Avanti, Sara, bardzo się cieszę, że takie cudne i zdrowe maluszki w Was rosną.

Avanti, gratulacje z okazji syneczka
Magdalenka, Sara, Miotlica, Ewelcia, Kaczuszka, Mirka dzięki za słowa pocieszenia. Jak Miotlica radziła, zadzwoniłam do męża się wygadać, choć naraziłam go na koszta, bo jest teraz w Niemczech tylko pod komórką. Oczywiście też zabronił mi myśleć negatywnie.
Pewnie ta samotność i to że kłuje mnie cały czas po lewej stronie robią swoje...

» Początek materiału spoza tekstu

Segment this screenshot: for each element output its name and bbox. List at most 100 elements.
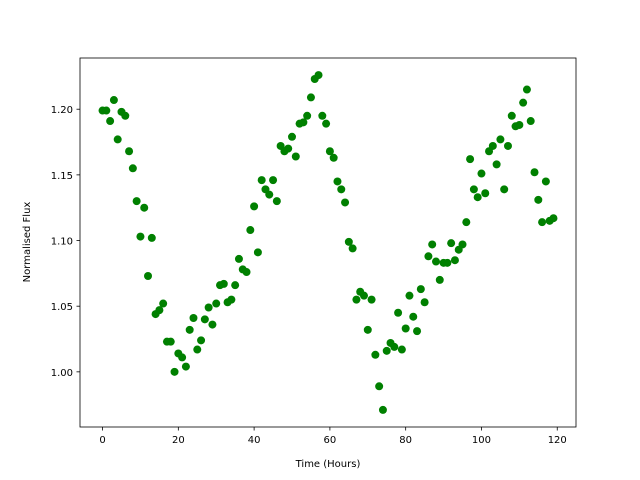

Na codzień staram się myśleć optymistycznie - inaczej bym oszalała - ale pojawił się nowy lęk, że na Wigilię mogłabym trafić do szpitala.
No i jak to w małym miasteczku - nie ufam do końca w opiekę lekarską.
I martwi to, że do końca nie wiem co ze mną jest. Niby wg poradników o łożysku przodującym można mówić 28-30 tydzień, a ja już mam je wpisane w kartę.
Zadzwoniłam dziś do prywatnej klinki w Bielsku, która ma najlepsze notowania wg strony rodzić po ludzku z pytaniem o koszta porodu - no igdy powiedziałam o moim łożysku pielęgniarka skwitowała - no, ale takie łożysko to i tak lubi się odklejać i prowadzic do krwotoków, a u nas nie ma warunków do hospitalizacji - i znów mnie dobiła.
Cóż. Idę wstawić rosół, a potem chyba będę leżeć z no-spą, aż ból przejdzie.